The rationale for these offerings is obvious: Like gold, copper has enjoyed a huge run in recent years. The metal traded for about $3,000 a ton at the beginning of 2009 and has since tripled in value, to about $9,500, briefly crossing the $10,000 threshold in late 2010. What’s more, producers in places like Australia, Chile and Indonesia can’t keep up with demand. The market needs some 20 million tons a year — 40 percent of which will be consumed by China — and producers can only mine about 19.5 million tons, by some estimates. Add in financial speculators, and the market could soar.

“If JPMorgan and BlackRock bring another 180,000 tons of investment demand, I think the market would have a hard time holding a price from where we are now,” says a metals analyst at a large New York hedge fund.

Many believe precious-metals funds have already demonstrated their ability to move prices. “If there hadn’t been the sort of retail investor uptake in gold ETFs, then I am most certain that there would have been more gold supply, and that would have been negative for pricing,” says RBS’s Major. He notes that gold ETFs now hold about 2,100 tons of bullion, about 80 percent of annual world production.

Jason Toussaint, managing director for investment at the World Gold Council, which manages the SPDR gold ETF, disputes the fund’s influence on prices. Toussaint maintains that gold ETFs account for only 7 percent of world gold demand and that jewelry markets in China and India are more important. “It has become a significant factor, but not the leading factor, in driving the gold price,” he says of ETFs.

Although BlackRock and JPMorgan haven’t disclosed what they will charge for managing their ETFs, it’s likely to be much more than any precious-metals ETF manager currently asks. One problem is storage: A ton of gold is worth $50 million, while a ton of copper is worth only $9,500. Therefore the vast warehouses needed for copper will be far more expensive than gold vaults.

Another problem from investors’ perspective is that the physical commodities funds were designed to help overcome a long-standing difficulty that had bedeviled the futures markets: roll risk. Because gold and silver have upward-sloping futures curves, there’s a loss each time a futures contract is rolled over — a problem known as “contango.” But copper often has the opposite issue, so it’s more advantageous for a speculator to buy copper futures than to own the physical metal.

Perhaps this helps explain why ETF Securities’ copper ETF, which is not offered in the U.S., has gotten off to a slow start. In fact, it has grown only marginally after three months on the market. In contrast, when the firm launched a platinum ETF a year earlier, it grew by 62 percent in just three months.

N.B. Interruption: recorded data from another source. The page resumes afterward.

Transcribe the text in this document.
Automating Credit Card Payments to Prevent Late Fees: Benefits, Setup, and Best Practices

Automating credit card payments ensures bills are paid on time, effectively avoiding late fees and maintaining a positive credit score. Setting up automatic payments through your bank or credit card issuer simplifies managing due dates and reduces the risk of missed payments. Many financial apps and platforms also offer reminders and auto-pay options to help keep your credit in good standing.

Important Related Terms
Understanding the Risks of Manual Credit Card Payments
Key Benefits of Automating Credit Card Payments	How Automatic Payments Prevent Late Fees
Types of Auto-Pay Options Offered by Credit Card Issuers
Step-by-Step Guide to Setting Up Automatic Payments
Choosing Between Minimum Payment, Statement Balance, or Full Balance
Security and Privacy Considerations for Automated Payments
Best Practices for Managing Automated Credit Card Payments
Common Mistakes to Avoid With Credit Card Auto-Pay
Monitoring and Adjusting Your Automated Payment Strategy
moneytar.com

Daniel Wills, a senior analyst at ETF Securities, says industrial metals may appeal less to retail investors because “they do tend to have a high level of volatility of returns, and it does require a little bit more specialist knowledge.” Wills thinks retail investors will be more attracted to ETFs that offer a “suite” of metals, such as the firm’s successful basket of gold, silver and platinum.

Mariana Bush, a Washington-based analyst at Wells Fargo Advisors who specializes in ETFs, wonders if there’s a market for all of the metals ETFs that are in the pipeline. There are already five gold bullion ETFs in the U.S, with $72 billion in assets, Bush notes, along with three silver and four other precious-metals offerings, including one that mixes the “white metals” of silver, palladium and platinum. “That could expand more, I guess, but we already have several options,” she says.